Question

If $7\tan \phi =4$, then find the value of $\dfrac{7\sin \phi -3\cos \phi }{7\sin \phi +3\cos \phi }$.

Answer 1

Hint:In order to find the solution of this question, we will start from the expression given and we will try to replace $\sin \phi $ and $\cos \phi $ by $\tan \phi $ and then from the given equality, we will put the value of $\tan \phi $ and then we will simplify it.

Complete step-by-step answer:
In this question, we have been asked to find the value of the expression, $\dfrac{7\sin \phi -3\cos \phi }{7\sin \phi +3\cos \phi }$ if $7\tan \phi =4$. So, to find the answer of this question, we will start from the given expression, that is, $\dfrac{7\sin \phi -3\cos \phi }{7\sin \phi +3\cos \phi }$.
Now, we know that if we multiply the numerator and the denominator of a fraction by a term, the fraction remains the same. So, here we will multiply the numerator and the denominator of the expression by $\dfrac{1}{\cos \phi }$. So, we will get the expression as,
$\dfrac{\left( 7\sin \phi -3\cos \phi \right)\times \dfrac{1}{\cos \phi }}{\left( 7\sin \phi +3\cos \phi \right)\times \dfrac{1}{\cos \phi }}$
Now, we will open the brackets to simplify it. So, we will get,
$\dfrac{7\dfrac{\sin \phi }{\cos \phi }-3\dfrac{\cos \phi }{\cos \phi }}{7\dfrac{\sin \phi }{\cos \phi }+3\dfrac{\cos \phi }{\cos \phi }}$
Now, we know that common terms in the numerator and the denominator will get cancelled out. So, we can write the expression as,
$\dfrac{7\dfrac{\sin \phi }{\cos \phi }-3}{7\dfrac{\sin \phi }{\cos \phi }+3}$
Now, we know that $\dfrac{\sin \phi }{\cos \phi }$ can be written as $\tan \phi $. Therefore, we can write the expression as,
$\dfrac{7\tan \phi -3}{7\tan \phi +3}$
Now, we have been given that $7\tan \phi =4$. So, to obtain the value of the expression, we will substitute the value of $7\tan \phi $ in the above expression. Therefore, we will get,
$\dfrac{4-3}{4+3}$
Which can be further written as, $\dfrac{1}{7}$.
Hence, we can say that the value of the expression, $\dfrac{7\sin \phi -3\cos \phi }{7\sin \phi +3\cos \phi }$ is $\dfrac{1}{7}$ when $7\tan \phi =4$.

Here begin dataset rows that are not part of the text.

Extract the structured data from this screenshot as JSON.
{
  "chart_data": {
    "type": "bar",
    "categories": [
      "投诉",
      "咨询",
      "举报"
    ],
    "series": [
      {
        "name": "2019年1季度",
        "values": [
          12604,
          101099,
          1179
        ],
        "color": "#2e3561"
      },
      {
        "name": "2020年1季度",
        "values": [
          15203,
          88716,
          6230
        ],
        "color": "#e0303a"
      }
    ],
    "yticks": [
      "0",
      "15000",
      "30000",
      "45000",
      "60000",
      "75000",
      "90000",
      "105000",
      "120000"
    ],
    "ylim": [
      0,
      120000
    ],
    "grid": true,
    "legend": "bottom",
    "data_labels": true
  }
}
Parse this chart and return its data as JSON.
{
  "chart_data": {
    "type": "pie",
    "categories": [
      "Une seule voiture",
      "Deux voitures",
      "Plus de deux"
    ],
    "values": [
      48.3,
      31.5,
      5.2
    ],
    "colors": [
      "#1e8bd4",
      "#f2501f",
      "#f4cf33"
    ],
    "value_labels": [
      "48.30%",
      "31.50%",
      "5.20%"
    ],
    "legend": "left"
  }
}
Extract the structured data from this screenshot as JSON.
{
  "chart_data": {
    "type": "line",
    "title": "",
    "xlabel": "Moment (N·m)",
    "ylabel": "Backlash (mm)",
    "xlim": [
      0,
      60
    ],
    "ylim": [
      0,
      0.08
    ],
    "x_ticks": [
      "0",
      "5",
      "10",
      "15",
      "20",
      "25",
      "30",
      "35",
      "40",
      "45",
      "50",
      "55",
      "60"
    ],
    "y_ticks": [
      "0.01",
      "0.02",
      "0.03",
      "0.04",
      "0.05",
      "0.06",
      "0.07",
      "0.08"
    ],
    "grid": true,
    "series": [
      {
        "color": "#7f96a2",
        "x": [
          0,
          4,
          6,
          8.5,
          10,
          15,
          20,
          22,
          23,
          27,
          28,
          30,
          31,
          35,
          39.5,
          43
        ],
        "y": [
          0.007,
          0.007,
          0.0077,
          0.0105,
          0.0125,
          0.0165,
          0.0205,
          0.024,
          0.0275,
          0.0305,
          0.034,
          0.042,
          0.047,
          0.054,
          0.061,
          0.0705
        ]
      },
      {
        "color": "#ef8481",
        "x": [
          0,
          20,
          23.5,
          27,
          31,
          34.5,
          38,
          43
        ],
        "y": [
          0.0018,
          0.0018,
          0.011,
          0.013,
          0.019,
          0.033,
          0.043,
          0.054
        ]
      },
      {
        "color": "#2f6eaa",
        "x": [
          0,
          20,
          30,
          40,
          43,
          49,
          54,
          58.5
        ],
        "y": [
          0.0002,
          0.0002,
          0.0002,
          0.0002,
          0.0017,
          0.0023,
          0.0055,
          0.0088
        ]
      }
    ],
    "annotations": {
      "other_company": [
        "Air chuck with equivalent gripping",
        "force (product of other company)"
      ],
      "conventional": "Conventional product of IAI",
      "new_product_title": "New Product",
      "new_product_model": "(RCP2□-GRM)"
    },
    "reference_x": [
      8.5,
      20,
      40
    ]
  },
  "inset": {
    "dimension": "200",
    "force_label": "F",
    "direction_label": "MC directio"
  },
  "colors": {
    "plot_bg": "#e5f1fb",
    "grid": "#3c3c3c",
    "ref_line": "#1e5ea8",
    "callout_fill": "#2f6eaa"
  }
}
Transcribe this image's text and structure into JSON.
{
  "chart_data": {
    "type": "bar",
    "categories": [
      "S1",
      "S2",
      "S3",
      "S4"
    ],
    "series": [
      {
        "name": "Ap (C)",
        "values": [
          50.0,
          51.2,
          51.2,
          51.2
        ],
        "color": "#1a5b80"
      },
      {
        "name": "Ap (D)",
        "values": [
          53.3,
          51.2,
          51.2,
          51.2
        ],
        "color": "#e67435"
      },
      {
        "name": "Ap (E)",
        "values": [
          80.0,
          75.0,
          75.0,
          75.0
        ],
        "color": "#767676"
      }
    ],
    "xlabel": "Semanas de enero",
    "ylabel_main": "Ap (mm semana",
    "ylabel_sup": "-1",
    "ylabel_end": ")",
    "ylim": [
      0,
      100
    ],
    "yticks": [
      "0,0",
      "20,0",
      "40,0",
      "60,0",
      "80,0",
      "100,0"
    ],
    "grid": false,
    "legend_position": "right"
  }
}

Note: While solving this question, one can think of finding the values of $\sin \phi $ and $\cos \phi $ by using the given equality, that is, $7\tan \phi =4$ we know that ratio of opposite to adjacent side gives trigonometric tangent value So we can write the equation as $\tan \phi =\dfrac{4}{7}$,by considering the right angled triangle and using pythagoras theorem we can find values of $\sin \phi $ and $\cos \phi $ . And then simplifying it. This method is also correct but then the solution will become lengthier. So, in order to avoid any mistakes, we have to remember that $\dfrac{\sin \phi }{\cos \phi }=\tan \phi $ because by using this, we will easily find the answer.